I'm envisioning something like the xg model as the natural way to think about the reference. In that case we have a single vector containing all of the sequences in the nodes of the graph. On top of this we build out edges (joins). Provided we only append to the sequence vector, our sequence space maintains a stable ID as a position in the DNA label vector. Here are two slides describing the rough details of the model:

vg probgen15

This could be implemented differently, depending on taste. If we used the 1bp model the node id / internal rank translation vector could go away, and instead we'd just keep ids based on the rank in the DNA vector ("label" vector in the previous slide). The edge to/from indexes wouldn't be stable at all under the addition of new joins/edges to the system.

vg probgen15 1

Paths would look very similar, but maybe would be more complex if every base was uniquely identified. If global identification were implicit inside of xg then maybe this wouldn't be a problem. For instance, I could have an internal ID set kept for convenience, but report things to the rest of the world relative to offsets in the base DNA vector.

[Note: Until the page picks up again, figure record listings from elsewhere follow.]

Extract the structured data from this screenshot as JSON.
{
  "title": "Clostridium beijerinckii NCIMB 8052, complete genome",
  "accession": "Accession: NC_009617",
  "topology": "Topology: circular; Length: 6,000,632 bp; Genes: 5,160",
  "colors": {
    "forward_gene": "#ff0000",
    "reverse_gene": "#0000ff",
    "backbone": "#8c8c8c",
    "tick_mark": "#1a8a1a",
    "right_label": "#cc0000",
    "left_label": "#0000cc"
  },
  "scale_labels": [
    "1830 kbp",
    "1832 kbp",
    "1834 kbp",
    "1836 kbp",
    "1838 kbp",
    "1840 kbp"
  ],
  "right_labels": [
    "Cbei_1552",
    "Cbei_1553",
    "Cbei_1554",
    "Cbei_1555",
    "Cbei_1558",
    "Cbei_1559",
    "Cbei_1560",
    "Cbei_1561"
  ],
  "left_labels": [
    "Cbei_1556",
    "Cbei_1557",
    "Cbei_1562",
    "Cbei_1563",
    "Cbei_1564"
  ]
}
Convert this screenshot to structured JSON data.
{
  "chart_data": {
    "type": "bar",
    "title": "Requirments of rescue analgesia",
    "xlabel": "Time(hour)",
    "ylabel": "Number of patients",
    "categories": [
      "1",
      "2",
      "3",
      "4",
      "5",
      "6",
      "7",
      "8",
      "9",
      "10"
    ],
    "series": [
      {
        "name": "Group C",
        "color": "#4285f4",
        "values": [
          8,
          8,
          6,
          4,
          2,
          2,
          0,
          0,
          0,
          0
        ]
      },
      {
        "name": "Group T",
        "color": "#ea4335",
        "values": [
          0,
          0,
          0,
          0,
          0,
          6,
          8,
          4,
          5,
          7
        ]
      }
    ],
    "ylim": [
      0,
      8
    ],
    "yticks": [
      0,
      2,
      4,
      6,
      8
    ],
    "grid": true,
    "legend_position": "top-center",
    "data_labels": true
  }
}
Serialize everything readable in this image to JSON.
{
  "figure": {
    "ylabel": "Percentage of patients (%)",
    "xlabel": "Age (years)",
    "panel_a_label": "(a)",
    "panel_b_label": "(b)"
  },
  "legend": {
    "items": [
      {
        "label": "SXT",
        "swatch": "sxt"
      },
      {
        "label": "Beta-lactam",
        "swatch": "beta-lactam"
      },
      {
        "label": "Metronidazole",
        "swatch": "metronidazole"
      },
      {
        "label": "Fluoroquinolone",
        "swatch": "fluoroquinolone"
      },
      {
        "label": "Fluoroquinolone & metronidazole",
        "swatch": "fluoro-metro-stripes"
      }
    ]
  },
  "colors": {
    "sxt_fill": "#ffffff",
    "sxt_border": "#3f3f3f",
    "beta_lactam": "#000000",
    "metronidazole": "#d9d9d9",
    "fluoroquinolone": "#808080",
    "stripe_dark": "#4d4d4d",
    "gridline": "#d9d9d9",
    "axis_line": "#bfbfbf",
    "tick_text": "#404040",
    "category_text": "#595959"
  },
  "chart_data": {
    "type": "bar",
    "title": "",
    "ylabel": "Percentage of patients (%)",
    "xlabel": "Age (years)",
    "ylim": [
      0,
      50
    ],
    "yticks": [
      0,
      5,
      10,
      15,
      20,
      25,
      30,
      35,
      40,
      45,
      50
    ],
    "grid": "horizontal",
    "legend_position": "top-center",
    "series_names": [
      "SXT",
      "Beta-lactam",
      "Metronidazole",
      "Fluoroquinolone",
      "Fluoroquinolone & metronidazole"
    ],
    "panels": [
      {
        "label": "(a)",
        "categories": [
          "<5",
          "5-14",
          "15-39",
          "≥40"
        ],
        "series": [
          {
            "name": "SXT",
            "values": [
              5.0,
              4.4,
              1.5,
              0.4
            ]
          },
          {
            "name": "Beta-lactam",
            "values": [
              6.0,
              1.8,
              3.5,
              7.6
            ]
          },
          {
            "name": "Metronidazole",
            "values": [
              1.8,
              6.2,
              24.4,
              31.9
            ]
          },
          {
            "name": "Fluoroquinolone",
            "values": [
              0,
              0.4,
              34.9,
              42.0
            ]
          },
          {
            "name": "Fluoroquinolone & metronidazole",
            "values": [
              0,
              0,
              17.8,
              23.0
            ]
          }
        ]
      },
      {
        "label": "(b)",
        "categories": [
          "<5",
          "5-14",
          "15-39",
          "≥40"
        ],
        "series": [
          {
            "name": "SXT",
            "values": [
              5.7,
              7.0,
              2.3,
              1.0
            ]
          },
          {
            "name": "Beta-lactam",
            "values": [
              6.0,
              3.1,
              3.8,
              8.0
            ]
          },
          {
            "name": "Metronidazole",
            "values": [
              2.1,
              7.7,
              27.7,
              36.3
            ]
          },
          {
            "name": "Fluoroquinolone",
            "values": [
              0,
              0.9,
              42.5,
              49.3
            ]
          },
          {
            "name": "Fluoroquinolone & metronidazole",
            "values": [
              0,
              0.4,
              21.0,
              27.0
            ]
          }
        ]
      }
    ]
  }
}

It's not clear to me how to proceed. We want global coordinates but maybe things are not so easy. @haussler's ideas about graph homomorphism (which I still need to grok) might be helpful here. As long as you maintain the same paths in different graphs you have a good chance of describing a morphism that takes you from one to the other, so global coordinates fall out of the maintenance of sequences on the graph.

denizkural commented 8 years ago

Awesome effort! We're in support of "base graphs". We were just beginning to love side graphs.

As @lh3 also touched upon, it would be great to separate out a conceptual definition from implementation issues. For instance as @ekg pointed out there is implementation benefit to process linear parts in some batched fashion. I agree.

One thing we do is use edge-graph, which has implementation advantages. These edge-graphs are a strict subset of vertex-graphs, thus the main disadvantage is that it's a bit less expressive (introducing a conceptual difference), but there are easy ways to get around those limitations in the practical case of representing genomic variation.

Thus we'd appreciate if the base-graph definitions/specs could allow for both vertex-graphs and edge-graphs.

At a methodological level, it would be great to agree on a more appropriate set of formal languages for this type of spec, just so it is clear to more people at which layer of abstraction we'd like these definitions to work at. We could pick multiple languages - but at least for those who reject the more "close-to-machine" ones, there is an opportunity to debate at a more conceptual level. Likewise, for those who agree on the abstract stuff they can duke it out on implementation literals.

ekg commented 8 years ago

@denizkural Do you have any documentation on what an edge graph is and how it's not compatible with the graphs that put sequence labels on their nodes?

benmurraysbg commented 8 years ago

Does this initiative still have steam? It is a while since we heard anything from it. We've been fans of the side-graph representation since it was announced but we can still reasonably understand the benefits of a per-base representation.